I have found the following characterisation in axiomatical terms of a Turing machine:
- $Q_0(q)\rightarrow T(q)$
- $S_0(x)\rightarrow S(x)$
- $C(x)\rightarrow S(x)$
- $Q_0(q)\land T(qx)\land S(y)\rightarrow T(qxy)$
- $R(qx,q'y)\land T(wqxz)\rightarrow T(wyq'z)$
- $S_0(x)\land Q(q)\land T(zq)\rightarrow T(zqx)$
- $L(qx,q'y)\land T(wuqxz)\land S(u)\rightarrow T(wq'uyz)$
- $S_0(x)\land Q(q)\land T(qz)\rightarrow T(xqz)$
- $T(xqy)\land F(q)\rightarrow D(xy)$
- $S_0(x)\land D(xy)\rightarrow D(y)$
- $S_0(y)\land D(xy)\rightarrow D(x)$
- $D(\lambda)\rightarrow O(\lambda)$
- $D(x)\land C(x)\rightarrow O(x)$
- $D(xyz)\land C(x)\land C(z)\rightarrow O(xyz)$
where, I read (V. Manca, Logica matematica, 'mathematical logic'), $T(\alpha q\beta)$ expresses that there is word $\alpha\beta$ on the input tape of the machine, the machine is in state $q$, reads the first symbol of word $\beta$, which occupies the right part of the tape, while on the left of the reading cell there is word $\alpha$. $S(x)$ means that $x$ is a symbol, $S_0(x)$ means that $x$ is the blank symbol, $C(x)$ means that $x$ is a coloured symbol, $Q(q)$ means that $q$ is a state and $Q_0(q)$ means that $q$ is the initial state, $F(q)$ means that $q$ is a final state and $R(qx,q'y)$ (respectively $L(qx,q'y)$) instructs to replace $x$ by $y$, when reading it while the machine is in state $q$, to switch to state $q'$ and to move one step to the right (resp. left).
I understand that the first three implications just mean that the initial state "starts the machine", and that the initial symbol and the coloured symbols are symbols. The points from 10 to 14, if I correctly understand, define the last steps of the generation of a word: I think that property $D$ belongs to the stopped tape, which undergoes a process of cutting of the blank ends. Here my problems begin: how do we see that there may exist stopped tapes of finite length if axiom 4 says -if i correctly understand- that if $x$ is met on the tape while in the initial state, then the following tape can be any infinite sequence?
In axioms 6 and 8 must we read that for any string $z$ found on the left (or resp. right) while in state $q$ we must add the blank symbol -say $a_0$- at its right (resp. left)? Does this procedure apply only when there is an empty string on the left (resp. right)?
I have a great confusion possibly because I do not understand what predicate $T$ really means. I have searched the Internet very much, but I have found no description of this set of axioms and how they relate to the common intuitive description of a Turing machine with its tape. Could anybody explain this issue and/or give some links to resources describing how to read the above written axioms? I $\infty$-ly thank you!

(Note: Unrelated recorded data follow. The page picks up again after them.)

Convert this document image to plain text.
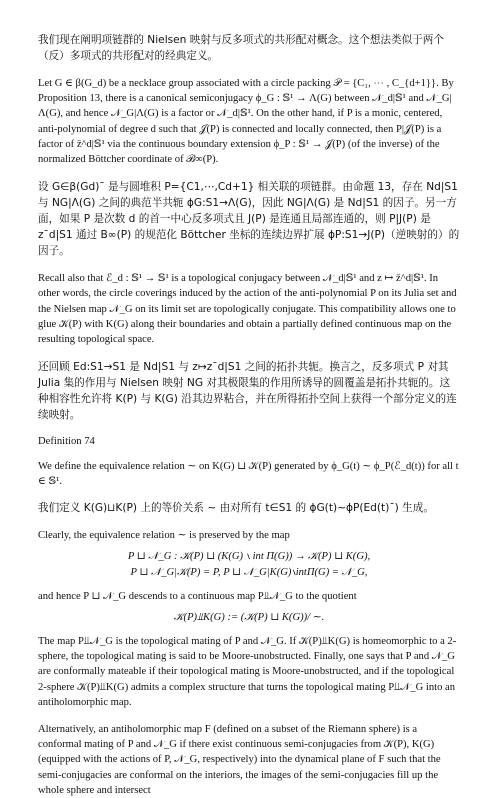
我们现在阐明项链群的 Nielsen 映射与反多项式的共形配对概念。这个想法类似于两个（反）多项式的共形配对的经典定义。

Let G ∈ β(G_d) be a necklace group associated with a circle packing 𝒫 = {C₁, ⋯ , C_{d+1}}. By Proposition 13, there is a canonical semiconjugacy ϕ_G : 𝕊¹ → Λ(G) between 𝒩_d|𝕊¹ and 𝒩_G|Λ(G), and hence 𝒩_G|Λ(G) is a factor or 𝒩_d|𝕊¹. On the other hand, if P is a monic, centered, anti-polynomial of degree d such that 𝒥(P) is connected and locally connected, then P|𝒥(P) is a factor of z̄^d|𝕊¹ via the continuous boundary extension ϕ_P : 𝕊¹ → 𝒥(P) (of the inverse) of the normalized Böttcher coordinate of ℬ∞(P).

设 G∈β(Gd)¯ 是与圆堆积 P={C1,⋯,Cd+1} 相关联的项链群。由命题 13，存在 Nd|S1 与 NG|Λ(G) 之间的典范半共轭 ϕG:S1→Λ(G)，因此 NG|Λ(G) 是 Nd|S1 的因子。另一方面，如果 P 是次数 d 的首一中心反多项式且 J(P) 是连通且局部连通的，则 P|J(P) 是 z¯d|S1 通过 B∞(P) 的规范化 Böttcher 坐标的连续边界扩展 ϕP:S1→J(P)（逆映射的）的因子。

Recall also that ℰ_d : 𝕊¹ → 𝕊¹ is a topological conjugacy between 𝒩_d|𝕊¹ and z ↦ z̄^d|𝕊¹. In other words, the circle coverings induced by the action of the anti-polynomial P on its Julia set and the Nielsen map 𝒩_G on its limit set are topologically conjugate. This compatibility allows one to glue 𝒦(P) with K(G) along their boundaries and obtain a partially defined continuous map on the resulting topological space.

还回顾 Ed:S1→S1 是 Nd|S1 与 z↦z¯d|S1 之间的拓扑共轭。换言之，反多项式 P 对其 Julia 集的作用与 Nielsen 映射 NG 对其极限集的作用所诱导的圆覆盖是拓扑共轭的。这种相容性允许将 K(P) 与 K(G) 沿其边界粘合，并在所得拓扑空间上获得一个部分定义的连续映射。

Definition 74

We define the equivalence relation ∼ on K(G) ⊔ 𝒦(P) generated by ϕ_G(t) ∼ ϕ_P(ℰ_d(t)) for all t ∈ 𝕊¹.

我们定义 K(G)⊔K(P) 上的等价关系 ∼ 由对所有 t∈S1 的 ϕG(t)∼ϕP(Ed(t)¯) 生成。

Clearly, the equivalence relation ∼ is preserved by the map

P ⊔ 𝒩_G : 𝒦(P) ⊔ (K(G) ∖ int Π(G)) → 𝒦(P) ⊔ K(G),
P ⊔ 𝒩_G|𝒦(P) = P, P ⊔ 𝒩_G|K(G)∖intΠ(G) = 𝒩_G,

and hence P ⊔ 𝒩_G descends to a continuous map P⫫𝒩_G to the quotient

𝒦(P)⫫K(G) := (𝒦(P) ⊔ K(G))/ ∼.

The map P⫫𝒩_G is the topological mating of P and 𝒩_G. If 𝒦(P)⫫K(G) is homeomorphic to a 2-sphere, the topological mating is said to be Moore-unobstructed. Finally, one says that P and 𝒩_G are conformally mateable if their topological mating is Moore-unobstructed, and if the topological 2-sphere 𝒦(P)⫫K(G) admits a complex structure that turns the topological mating P⫫𝒩_G into an antiholomorphic map.

Alternatively, an antiholomorphic map F (defined on a subset of the Riemann sphere) is a conformal mating of P and 𝒩_G if there exist continuous semi-conjugacies from 𝒦(P), K(G) (equipped with the actions of P, 𝒩_G, respectively) into the dynamical plane of F such that the semi-conjugacies are conformal on the interiors, the images of the semi-conjugacies fill up the whole sphere and intersect
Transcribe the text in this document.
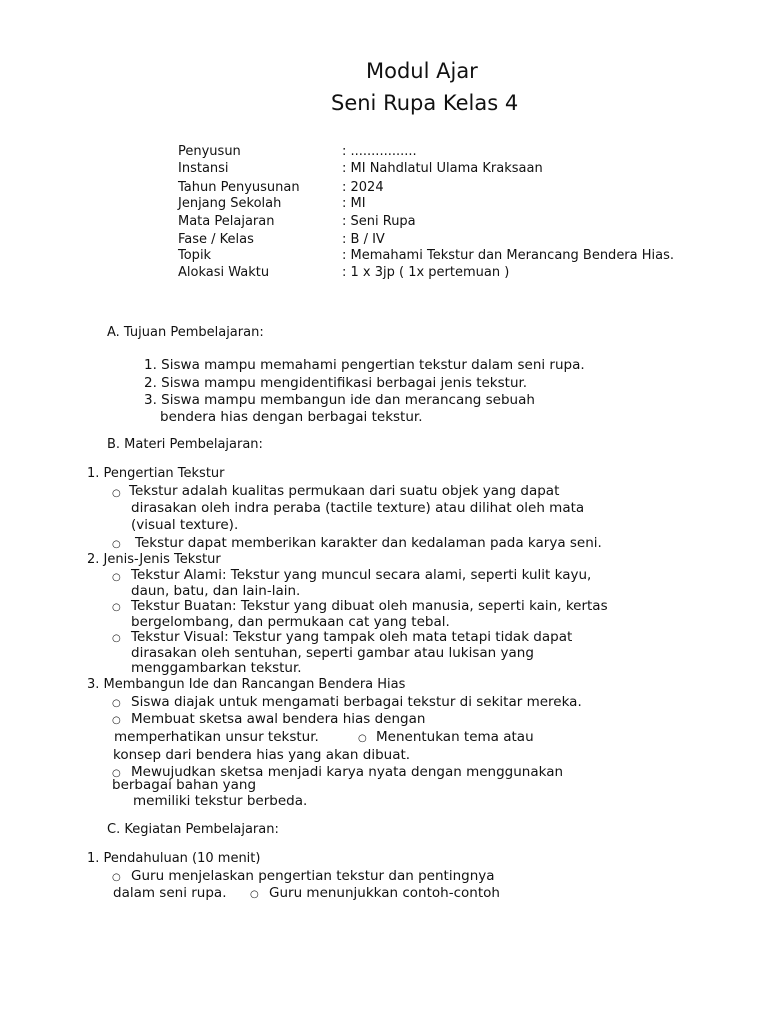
Modul Ajar
Seni Rupa Kelas 4
Penyusun	: ................
Instansi	: MI Nahdlatul Ulama Kraksaan
Tahun Penyusunan	: 2024
Jenjang Sekolah	: MI
Mata Pelajaran	: Seni Rupa
Fase / Kelas	: B / IV
Topik	: Memahami Tekstur dan Merancang Bendera Hias.
Alokasi Waktu	: 1 x 3jp ( 1x pertemuan )
A. Tujuan Pembelajaran:
1. Siswa mampu memahami pengertian tekstur dalam seni rupa.
2. Siswa mampu mengidentifikasi berbagai jenis tekstur.
3. Siswa mampu membangun ide dan merancang sebuah
bendera hias dengan berbagai tekstur.
B. Materi Pembelajaran:
1. Pengertian Tekstur
○ Tekstur adalah kualitas permukaan dari suatu objek yang dapat
dirasakan oleh indra peraba (tactile texture) atau dilihat oleh mata
(visual texture).
○ Tekstur dapat memberikan karakter dan kedalaman pada karya seni.
2. Jenis-Jenis Tekstur
○ Tekstur Alami: Tekstur yang muncul secara alami, seperti kulit kayu,
daun, batu, dan lain-lain.
○ Tekstur Buatan: Tekstur yang dibuat oleh manusia, seperti kain, kertas
bergelombang, dan permukaan cat yang tebal.
○ Tekstur Visual: Tekstur yang tampak oleh mata tetapi tidak dapat
dirasakan oleh sentuhan, seperti gambar atau lukisan yang
menggambarkan tekstur.
3. Membangun Ide dan Rancangan Bendera Hias
○ Siswa diajak untuk mengamati berbagai tekstur di sekitar mereka.
○ Membuat sketsa awal bendera hias dengan
memperhatikan unsur tekstur.	○ Menentukan tema atau
konsep dari bendera hias yang akan dibuat.
○ Mewujudkan sketsa menjadi karya nyata dengan menggunakan
berbagai bahan yang
memiliki tekstur berbeda.
C. Kegiatan Pembelajaran:
1. Pendahuluan (10 menit)
○ Guru menjelaskan pengertian tekstur dan pentingnya
dalam seni rupa. ○ Guru menunjukkan contoh-contoh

Your questions should be answered in the book, either via explanations or via examples. Let me just add the descriptions of the two predicates $D$ and $O$. $D(x)$ means that $x$ is the contents of the tape, minus possibly leading and trailing blanks. $O(x)$ means that the machine outputs $x$. $\lambda$ is the empty string.
Under this set of axioms, $O(x)$ is true if there exists some (finite!) input $w$ for which the Turing machine outputs $x$. This non-deterministic part ("there exists some input $w$") is implemented by axiom (4), which tacitly assumes that no transitions go back to the initial state. Another possibility would have been to have a single output which corresponds to a run of the machine on the empty tape; this is tantamount to removing axiom (4).
I have never seen this list of axioms, and I daresay it's nothing standard. That's why you couldn't find it anywhere.